Brow Beat

Five Suicide Squad Comics to Read Before Seeing the Movie

The same core concept has been sustained over 30 years of new content.

DC Comics

This article originally appeared in Vulture.

It’s hard to come up with a lasting concept in superhero comics. New characters and teams are cooked up every few months and thrown at the wall, and very few of them stick there. The Suicide Squad, however, has had staying power. First conceived in its modern form in 1986 (there was an almost wholly unrelated team by that name in the 1950s), it’s still around three decades later with the same core concept: A bunch of entirely expendable supervillains are thrown together by the U.S. government to carry out black-ops missions. If you’re looking to bone up on the Squad and its characters in advance of this weekend’s Suicide Squad, here are five comics volumes to pick up.

Suicide Squad [Original Version] Vol. 1: Trial by Fire
You can’t beat the core source material. In their initial Suicide Squad stories, writer John Ostrander and penciler Luke McDonnell took a chainsaw to the typical tone and structure of the DC Comics universe and, with the disassembled pieces, built something the industry hadn’t seen before. It had elements of The Dirty Dozen, to be sure, but it was distinctly a superhero-universe story—albeit one where nobody had good intentions and everybody hated one another. The tales here are funny, thrilling, and surprisingly political.

Deadshot: Beginnings
Spoiler alert: Will Smith’s character is quite important in Suicide Squad. He plays longstanding DC hit man Deadshot, a gun for hire who never misses. If you want one of his best stories, you can’t go wrong with this collection of a four-issue miniseries and two Batman stories. The miniseries is the highlight—in it, Ostrander, McDonnell, and writer Kim Yale give the reader a noir-ish story about our antihero protagonist going after a crime boss and finding out his benefactors aren’t telling him everything about what they’re up to. The result is solid, pulpy fun.

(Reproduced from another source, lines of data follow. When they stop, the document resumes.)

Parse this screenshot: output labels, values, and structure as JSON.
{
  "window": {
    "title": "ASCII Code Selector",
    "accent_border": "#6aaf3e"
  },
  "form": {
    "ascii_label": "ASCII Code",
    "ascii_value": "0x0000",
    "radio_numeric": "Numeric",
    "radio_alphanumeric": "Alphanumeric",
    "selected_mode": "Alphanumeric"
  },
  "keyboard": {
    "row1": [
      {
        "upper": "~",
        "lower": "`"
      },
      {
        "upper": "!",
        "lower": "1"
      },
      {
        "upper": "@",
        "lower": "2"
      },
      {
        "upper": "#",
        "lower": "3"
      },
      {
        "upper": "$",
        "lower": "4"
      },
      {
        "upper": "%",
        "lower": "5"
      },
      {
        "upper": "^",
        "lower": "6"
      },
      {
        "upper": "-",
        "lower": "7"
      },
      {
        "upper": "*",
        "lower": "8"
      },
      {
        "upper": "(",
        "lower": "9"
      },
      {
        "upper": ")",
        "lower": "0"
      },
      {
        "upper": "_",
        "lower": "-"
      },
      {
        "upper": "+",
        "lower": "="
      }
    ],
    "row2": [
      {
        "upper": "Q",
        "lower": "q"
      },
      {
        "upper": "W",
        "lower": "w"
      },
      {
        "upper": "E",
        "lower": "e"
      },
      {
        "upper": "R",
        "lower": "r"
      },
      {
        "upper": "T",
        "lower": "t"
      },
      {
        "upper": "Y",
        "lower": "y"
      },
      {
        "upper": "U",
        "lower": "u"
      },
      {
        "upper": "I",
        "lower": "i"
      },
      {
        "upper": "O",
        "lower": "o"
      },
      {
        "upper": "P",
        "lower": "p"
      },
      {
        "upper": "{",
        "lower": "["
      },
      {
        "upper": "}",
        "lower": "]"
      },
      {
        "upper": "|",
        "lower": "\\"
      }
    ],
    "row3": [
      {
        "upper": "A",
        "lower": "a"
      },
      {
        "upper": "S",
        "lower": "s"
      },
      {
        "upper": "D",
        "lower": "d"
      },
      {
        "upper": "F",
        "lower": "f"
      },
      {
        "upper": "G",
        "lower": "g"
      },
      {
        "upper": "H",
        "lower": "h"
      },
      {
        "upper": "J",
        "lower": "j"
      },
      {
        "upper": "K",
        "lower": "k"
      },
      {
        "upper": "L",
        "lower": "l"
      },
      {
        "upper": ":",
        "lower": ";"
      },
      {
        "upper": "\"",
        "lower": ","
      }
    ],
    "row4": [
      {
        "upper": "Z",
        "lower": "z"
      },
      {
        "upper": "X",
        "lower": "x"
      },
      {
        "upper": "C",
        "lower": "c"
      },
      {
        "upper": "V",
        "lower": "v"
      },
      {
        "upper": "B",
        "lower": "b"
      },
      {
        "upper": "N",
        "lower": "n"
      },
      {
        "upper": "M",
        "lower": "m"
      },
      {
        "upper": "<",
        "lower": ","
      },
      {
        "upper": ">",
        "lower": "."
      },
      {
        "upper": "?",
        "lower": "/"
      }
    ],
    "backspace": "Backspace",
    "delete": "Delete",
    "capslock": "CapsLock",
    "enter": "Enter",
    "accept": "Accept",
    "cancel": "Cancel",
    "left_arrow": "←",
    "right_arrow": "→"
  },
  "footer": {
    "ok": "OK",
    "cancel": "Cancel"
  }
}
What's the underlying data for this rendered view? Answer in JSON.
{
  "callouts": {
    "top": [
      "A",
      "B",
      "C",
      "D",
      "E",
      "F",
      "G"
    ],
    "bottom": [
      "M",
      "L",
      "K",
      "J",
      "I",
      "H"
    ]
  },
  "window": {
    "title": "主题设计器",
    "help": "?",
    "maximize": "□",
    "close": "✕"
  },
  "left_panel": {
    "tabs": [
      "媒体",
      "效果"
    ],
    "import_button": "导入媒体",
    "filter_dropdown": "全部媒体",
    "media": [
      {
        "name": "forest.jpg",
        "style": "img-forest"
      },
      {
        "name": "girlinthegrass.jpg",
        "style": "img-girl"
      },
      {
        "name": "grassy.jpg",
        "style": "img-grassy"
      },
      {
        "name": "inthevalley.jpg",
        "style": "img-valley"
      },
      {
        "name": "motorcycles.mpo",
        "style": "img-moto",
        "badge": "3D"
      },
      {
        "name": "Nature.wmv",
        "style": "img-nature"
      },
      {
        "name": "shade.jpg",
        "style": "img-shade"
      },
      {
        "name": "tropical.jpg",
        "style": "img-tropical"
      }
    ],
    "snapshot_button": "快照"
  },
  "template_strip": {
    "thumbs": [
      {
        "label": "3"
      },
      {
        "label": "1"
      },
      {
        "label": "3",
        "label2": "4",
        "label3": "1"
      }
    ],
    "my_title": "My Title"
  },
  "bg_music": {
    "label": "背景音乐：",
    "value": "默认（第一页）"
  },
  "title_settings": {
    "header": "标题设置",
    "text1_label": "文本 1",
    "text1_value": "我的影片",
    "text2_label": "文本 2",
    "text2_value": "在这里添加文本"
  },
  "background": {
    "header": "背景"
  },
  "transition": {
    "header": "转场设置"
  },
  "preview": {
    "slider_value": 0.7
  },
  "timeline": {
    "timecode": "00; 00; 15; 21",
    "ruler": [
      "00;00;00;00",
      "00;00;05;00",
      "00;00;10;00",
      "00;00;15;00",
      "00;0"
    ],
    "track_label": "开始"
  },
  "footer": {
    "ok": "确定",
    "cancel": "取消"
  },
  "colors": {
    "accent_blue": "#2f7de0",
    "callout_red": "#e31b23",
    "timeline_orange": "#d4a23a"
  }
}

Batman Adventures: Mad Love
Fair warning: This isn’t technically a Suicide Squad story. However, it’s arguably the best single story ever told about the movie’s breakout character, Squad member and face-painted nut job Harley Quinn. Harley was introduced as one of the Joker’s henchpeople on the incredible Batman: The Animated Series, and this one-shot comics story by her creators, writer Paul Dini and artist Bruce Timm, was set in that universe. It gives us Harley’s tragicomic origin as Joker’s psychiatrist-cum-paramour, as well as an action-packed—and surprisingly romantic—plot about her attempts to win her man’s favor. It’s echoed heavily in the movie and stands on its own as a terrific short story.

Suicide Squad [Rebooted Version] Vol. 1: Kicked in the Teeth
In 2011, DC Comics undertook a wildly ambitious change in course: They canceled all of their universe’s series and relaunched them with new No. 1 issues set in a wholly rebooted continuity. Suicide Squad had lain fallow for a while, but a brand-new version of it was created as part of the new lineup of titles. The tale was actually quite controversial and remains button-pushing even now: It brought Harley Quinn onto the team (something not tried before) and made her more sexualized than she’d ever been; it also made team leader Amanda Waller younger and slimmer. Although this volume is spottier than anything else on the list, it remains crucial, as it’s the single most influential story for David Ayer’s film. Plus, its high-octane nuttiness is, at times, a rock-and-roll delight.

Copra Round One
Indie-comics creator Michel Fiffe grew up loving the original Ostrander run on Suicide Squad, and since imitation is the sincerest form of flattery, he decided to honor it by totally ripping it off. He wrote and drew this magnificent, small press–published story about a thinly veiled homage to the Squad, and it’s a complete trip. It’s way weirder than almost anything ever done with the actual DC Comics team, yet somehow remains true to the misfit spirit of the original. It makes one wish these kinds of freewheeling quasi-adaptations happened more often.